Hookipa Pharma CEO Joern Aldag is betting on brighter days for biotech. With Hookipa’s stock stuck in the doldrums, Aldag is waiving 50% of his salary over the first half of the year in return for shares in a show of confidence in the company.
Shares in the biotech have tumbled almost 90% over the past year, falling to around $1.50 a piece as a surge, which briefly took the stock toward $20, and collapse either side of a data drop in June 2021 was followed by months of steady decline amid the wider retreat of investors from the sector. The shares given to Aldag in return for waiving half of his salary are valued at $3 each.
Other executives echoed Aldag’s action, waiving 20% of their salaries over the first half of 2022 in return for shares valued at $3. The executive team also agreed to receive half of its 2021 bonus in the form of an options grant at $3 a share.
The sums being waived are significant. Aldag’s employment agreement with Hookipa features a base salary of 460,000 euros ($505,000), suggesting that waiving half the cash for half the year will cause the CEO to miss out on more than 100,000 euros. The CEO’s annual incentive compensation is half of the base salary.
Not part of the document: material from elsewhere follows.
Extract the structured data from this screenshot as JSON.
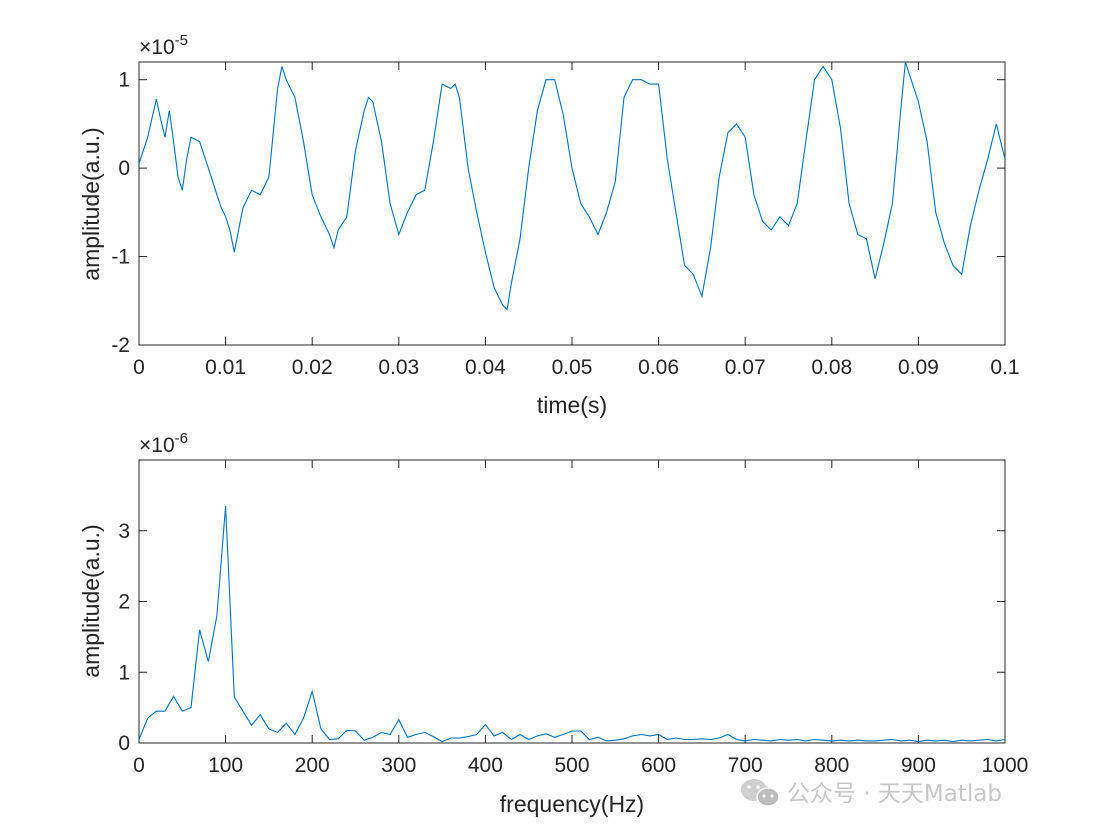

Aldag and his fellow executives could profit from the arrangement if Hookipa’s stock rises down the line. The stock continued its decline after the release of phase 1 data on HB-200, the lead oncology candidate engineered with Hookipa’s replicating arenaviral vector platform, and only temporarily rallied after Gilead paid $15 million to amend its HIV agreement with the Austrian biotech.
Factoring in the Gilead money and a follow-on financing, Hookipa’s cash reserves stood at $156.9 million at the last count, giving it the funds to weather the current bear market and get to readouts that may trigger an upturn in its fortunes. Preliminary data from a phase 2 trial of HB-200 are due in the second quarter. Hookipa calculates its cash will see it through to the first half of 2024.